Because pathologizing and aiming to "treat" behavioral characteristics that are not only not harmful, but actively beneficial in many cases, is completely and utterly absurd. It'd be akin to something like, 'Oh you seem to be oddly content with your life. Have you gotten yourself screened for stoicitis? I hear there's some treatments available.' It's just nonsensical.
The reason behavioral characteristics are pathologized is because they near invariably result in "meaningful" harm to an individual or to others. And "meaningful" isn't a guy saying mean things because he doesn't care about your emotions, but rather a schizophrenic deciding to go start killing people because the voices in his head told him to.
I work with several software engineers with autism who are as capable as their peers. Sure they may have behavioral quirks, but not significantly more so than the normal variation in human behavior. Their brains don't seem to work in an inferior or problematic way, just different.

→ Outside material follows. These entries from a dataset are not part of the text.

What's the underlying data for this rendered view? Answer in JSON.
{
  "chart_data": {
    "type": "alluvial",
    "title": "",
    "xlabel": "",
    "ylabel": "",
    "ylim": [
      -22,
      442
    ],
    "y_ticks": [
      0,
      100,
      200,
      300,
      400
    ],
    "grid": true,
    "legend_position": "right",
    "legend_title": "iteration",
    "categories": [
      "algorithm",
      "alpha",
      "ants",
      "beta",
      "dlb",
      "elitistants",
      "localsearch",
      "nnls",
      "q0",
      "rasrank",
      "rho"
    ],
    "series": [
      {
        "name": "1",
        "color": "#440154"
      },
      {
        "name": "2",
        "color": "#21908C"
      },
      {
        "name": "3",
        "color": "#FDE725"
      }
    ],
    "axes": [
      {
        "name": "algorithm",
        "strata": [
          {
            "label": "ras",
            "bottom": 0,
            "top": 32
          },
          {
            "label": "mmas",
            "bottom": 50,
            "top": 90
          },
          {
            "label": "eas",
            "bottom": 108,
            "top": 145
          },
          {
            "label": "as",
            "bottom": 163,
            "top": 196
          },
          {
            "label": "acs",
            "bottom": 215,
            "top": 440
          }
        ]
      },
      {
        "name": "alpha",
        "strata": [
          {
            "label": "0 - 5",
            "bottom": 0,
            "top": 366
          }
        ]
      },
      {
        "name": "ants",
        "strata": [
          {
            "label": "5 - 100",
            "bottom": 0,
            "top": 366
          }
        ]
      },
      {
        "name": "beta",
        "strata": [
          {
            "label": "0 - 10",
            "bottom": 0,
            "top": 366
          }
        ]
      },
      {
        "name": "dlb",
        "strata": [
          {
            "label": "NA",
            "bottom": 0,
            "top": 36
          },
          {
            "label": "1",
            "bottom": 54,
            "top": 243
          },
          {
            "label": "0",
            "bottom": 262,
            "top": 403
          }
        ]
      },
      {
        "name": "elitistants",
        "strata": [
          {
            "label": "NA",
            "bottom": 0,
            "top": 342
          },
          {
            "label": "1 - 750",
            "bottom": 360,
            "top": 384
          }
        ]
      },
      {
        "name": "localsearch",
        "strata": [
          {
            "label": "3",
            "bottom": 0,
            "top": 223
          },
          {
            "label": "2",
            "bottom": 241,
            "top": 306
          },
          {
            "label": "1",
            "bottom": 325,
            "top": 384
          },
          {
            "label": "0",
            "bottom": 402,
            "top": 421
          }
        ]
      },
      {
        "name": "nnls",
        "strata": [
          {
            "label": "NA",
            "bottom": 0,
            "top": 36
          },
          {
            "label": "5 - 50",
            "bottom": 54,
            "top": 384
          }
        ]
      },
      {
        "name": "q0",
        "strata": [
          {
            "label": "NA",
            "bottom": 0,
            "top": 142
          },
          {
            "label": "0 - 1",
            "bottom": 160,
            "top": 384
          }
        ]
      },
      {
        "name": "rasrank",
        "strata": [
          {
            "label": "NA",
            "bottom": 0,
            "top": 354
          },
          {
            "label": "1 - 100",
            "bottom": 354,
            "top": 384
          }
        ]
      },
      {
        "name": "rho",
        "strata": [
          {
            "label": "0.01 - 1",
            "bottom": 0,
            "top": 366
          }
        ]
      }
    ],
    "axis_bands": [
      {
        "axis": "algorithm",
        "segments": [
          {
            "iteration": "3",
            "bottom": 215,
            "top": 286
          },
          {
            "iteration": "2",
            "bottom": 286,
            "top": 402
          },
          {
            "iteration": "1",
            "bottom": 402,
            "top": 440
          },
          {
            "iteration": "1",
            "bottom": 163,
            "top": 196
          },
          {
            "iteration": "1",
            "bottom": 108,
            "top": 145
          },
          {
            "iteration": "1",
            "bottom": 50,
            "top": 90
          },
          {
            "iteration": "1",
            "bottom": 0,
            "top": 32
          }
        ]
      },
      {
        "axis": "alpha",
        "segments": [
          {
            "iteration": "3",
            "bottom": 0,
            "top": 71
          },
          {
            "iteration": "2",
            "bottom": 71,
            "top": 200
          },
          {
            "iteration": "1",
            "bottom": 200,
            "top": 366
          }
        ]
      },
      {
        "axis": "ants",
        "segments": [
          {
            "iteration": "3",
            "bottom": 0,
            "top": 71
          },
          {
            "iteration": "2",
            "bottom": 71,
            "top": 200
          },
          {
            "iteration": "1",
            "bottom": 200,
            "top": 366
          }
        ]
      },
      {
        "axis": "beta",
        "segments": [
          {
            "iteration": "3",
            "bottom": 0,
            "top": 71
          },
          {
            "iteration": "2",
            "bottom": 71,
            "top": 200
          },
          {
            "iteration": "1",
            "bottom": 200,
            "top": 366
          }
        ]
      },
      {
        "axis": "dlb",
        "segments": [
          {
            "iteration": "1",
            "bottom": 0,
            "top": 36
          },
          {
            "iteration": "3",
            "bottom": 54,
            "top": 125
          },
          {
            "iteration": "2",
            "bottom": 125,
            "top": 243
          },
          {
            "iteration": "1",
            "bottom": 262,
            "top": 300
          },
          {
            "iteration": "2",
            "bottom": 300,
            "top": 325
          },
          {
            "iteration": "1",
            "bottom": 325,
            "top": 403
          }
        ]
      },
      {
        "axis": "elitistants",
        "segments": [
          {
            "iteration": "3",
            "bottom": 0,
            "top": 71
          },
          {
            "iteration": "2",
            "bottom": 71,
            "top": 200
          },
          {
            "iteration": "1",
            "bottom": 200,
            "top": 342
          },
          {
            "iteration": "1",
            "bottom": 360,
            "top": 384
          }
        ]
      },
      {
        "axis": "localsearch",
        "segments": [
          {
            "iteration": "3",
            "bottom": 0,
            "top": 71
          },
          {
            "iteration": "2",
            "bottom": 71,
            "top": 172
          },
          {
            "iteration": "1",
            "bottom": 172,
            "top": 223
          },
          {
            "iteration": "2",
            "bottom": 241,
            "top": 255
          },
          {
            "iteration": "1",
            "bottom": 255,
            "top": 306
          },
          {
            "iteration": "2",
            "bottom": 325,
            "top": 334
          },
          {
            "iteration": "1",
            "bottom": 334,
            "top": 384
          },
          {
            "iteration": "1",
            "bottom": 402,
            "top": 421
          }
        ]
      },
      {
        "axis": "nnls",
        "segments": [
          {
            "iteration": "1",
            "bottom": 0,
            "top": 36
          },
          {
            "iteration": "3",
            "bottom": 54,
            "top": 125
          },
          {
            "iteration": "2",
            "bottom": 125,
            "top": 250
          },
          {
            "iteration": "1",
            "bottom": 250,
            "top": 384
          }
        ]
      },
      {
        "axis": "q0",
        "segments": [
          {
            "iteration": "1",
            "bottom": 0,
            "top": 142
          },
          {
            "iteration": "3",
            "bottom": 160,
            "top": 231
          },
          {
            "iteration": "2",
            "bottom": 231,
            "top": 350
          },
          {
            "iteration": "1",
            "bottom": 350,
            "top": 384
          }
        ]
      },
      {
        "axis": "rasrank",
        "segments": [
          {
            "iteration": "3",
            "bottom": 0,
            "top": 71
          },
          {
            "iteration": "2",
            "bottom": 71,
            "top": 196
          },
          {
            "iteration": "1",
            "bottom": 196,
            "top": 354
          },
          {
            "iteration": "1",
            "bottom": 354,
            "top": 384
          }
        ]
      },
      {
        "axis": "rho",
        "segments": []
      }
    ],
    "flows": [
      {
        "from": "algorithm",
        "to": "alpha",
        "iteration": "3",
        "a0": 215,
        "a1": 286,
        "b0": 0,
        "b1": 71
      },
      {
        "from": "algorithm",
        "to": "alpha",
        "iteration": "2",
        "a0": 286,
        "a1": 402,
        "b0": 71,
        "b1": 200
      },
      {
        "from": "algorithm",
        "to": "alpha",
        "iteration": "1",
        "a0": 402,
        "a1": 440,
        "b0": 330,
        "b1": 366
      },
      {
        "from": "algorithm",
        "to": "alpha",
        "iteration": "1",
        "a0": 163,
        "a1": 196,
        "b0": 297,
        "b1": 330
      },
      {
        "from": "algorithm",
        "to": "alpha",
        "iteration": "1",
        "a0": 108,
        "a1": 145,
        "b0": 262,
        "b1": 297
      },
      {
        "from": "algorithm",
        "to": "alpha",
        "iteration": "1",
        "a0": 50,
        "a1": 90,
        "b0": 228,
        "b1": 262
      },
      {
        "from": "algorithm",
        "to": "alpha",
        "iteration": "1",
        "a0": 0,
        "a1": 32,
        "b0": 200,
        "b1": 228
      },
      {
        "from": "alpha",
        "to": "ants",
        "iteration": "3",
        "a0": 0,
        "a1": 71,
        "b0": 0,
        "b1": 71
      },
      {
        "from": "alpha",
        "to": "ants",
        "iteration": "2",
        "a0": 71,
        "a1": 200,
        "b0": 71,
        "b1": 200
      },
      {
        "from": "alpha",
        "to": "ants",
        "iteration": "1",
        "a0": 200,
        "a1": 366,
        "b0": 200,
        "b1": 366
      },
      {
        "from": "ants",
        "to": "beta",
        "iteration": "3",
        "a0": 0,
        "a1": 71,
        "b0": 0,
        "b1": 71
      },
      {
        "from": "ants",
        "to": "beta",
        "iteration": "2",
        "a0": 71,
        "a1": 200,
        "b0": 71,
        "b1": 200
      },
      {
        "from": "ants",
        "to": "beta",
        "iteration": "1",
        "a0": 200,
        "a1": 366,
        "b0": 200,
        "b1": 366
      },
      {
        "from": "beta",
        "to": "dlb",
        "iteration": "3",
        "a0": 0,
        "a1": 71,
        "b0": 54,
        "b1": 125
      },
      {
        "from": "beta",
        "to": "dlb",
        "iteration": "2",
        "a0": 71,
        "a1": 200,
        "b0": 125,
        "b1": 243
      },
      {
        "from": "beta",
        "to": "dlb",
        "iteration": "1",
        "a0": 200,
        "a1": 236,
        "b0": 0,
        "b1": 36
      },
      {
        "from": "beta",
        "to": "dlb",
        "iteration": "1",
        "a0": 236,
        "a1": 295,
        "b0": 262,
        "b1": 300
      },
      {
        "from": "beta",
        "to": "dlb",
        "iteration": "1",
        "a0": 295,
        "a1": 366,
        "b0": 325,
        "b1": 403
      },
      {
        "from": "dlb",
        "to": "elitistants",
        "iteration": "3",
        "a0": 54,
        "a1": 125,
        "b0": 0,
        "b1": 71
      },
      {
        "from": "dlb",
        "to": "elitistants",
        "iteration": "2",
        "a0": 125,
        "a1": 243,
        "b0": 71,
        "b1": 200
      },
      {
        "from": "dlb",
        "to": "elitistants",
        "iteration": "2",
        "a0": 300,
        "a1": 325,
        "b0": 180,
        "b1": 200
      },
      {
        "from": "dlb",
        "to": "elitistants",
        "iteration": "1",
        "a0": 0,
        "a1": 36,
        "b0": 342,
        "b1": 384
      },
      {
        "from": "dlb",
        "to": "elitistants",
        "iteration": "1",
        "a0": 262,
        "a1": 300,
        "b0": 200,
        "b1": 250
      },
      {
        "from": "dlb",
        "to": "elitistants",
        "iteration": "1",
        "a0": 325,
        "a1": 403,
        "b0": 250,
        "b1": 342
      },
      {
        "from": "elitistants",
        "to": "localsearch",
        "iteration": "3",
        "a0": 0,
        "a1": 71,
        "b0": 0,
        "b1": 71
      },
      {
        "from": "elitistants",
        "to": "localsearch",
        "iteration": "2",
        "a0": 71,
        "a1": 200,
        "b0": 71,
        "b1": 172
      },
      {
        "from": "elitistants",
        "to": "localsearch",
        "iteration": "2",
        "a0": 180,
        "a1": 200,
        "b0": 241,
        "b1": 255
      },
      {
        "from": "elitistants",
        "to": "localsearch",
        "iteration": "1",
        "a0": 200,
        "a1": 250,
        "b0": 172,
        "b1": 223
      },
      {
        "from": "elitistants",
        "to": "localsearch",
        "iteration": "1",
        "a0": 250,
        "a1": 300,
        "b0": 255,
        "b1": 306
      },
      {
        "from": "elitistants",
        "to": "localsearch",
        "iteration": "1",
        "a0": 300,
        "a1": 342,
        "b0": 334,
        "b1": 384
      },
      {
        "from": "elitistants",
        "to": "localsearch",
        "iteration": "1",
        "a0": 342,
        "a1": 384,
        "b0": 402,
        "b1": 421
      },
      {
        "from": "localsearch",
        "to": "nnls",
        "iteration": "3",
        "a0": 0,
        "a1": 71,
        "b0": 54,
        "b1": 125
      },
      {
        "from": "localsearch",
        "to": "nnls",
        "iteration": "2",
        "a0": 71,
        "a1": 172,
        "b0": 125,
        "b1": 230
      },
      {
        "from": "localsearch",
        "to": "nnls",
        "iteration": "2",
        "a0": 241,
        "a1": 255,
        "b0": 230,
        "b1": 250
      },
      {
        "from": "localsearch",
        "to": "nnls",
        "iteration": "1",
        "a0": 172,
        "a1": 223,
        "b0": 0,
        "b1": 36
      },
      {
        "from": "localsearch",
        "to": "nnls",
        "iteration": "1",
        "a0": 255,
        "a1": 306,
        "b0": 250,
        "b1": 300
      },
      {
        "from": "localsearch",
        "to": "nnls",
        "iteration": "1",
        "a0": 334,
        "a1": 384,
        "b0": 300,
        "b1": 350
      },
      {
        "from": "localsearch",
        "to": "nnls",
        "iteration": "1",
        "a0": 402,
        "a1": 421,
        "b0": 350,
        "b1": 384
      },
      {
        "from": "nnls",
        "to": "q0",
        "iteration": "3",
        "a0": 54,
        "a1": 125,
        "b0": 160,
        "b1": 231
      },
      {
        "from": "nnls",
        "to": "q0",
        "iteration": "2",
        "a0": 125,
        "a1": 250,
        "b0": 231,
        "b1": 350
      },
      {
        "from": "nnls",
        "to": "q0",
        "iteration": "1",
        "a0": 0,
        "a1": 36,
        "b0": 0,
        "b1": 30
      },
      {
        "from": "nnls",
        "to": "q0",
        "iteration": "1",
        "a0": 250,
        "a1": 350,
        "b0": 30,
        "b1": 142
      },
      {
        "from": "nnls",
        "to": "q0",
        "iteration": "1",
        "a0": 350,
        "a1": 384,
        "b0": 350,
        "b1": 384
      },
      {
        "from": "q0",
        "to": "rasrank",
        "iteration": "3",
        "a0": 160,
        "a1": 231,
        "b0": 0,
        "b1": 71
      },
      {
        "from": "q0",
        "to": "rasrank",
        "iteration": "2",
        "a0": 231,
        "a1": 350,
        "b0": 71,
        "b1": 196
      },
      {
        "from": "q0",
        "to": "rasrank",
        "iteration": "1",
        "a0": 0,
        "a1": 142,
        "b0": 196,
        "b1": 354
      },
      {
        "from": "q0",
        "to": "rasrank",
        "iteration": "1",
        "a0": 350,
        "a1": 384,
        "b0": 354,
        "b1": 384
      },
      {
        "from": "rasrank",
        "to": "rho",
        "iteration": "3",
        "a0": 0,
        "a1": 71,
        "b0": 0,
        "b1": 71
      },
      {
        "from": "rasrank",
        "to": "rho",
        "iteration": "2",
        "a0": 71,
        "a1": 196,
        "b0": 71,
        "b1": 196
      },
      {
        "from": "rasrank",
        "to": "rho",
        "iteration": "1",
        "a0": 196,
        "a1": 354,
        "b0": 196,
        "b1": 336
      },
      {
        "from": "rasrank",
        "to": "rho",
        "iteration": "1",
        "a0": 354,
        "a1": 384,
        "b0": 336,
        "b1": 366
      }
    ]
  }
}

On the other hand, I have a close relative with more severe autism who could never read and understand this article, could never type a comment such as yours. She's incapable of holding a job or living on her own without assistance. Her mother passed away young, and her older sister, just 19 at the time, had to take on the responsibility of being her sole caregiver, and she will have that burden for the rest of their lives.
For some it may be a different variation of the human experience, but for cases as severe as my relative's, I find it hard to believe that a cure or prevention for autism wouldn't be a massive quality of life improvement for all involved.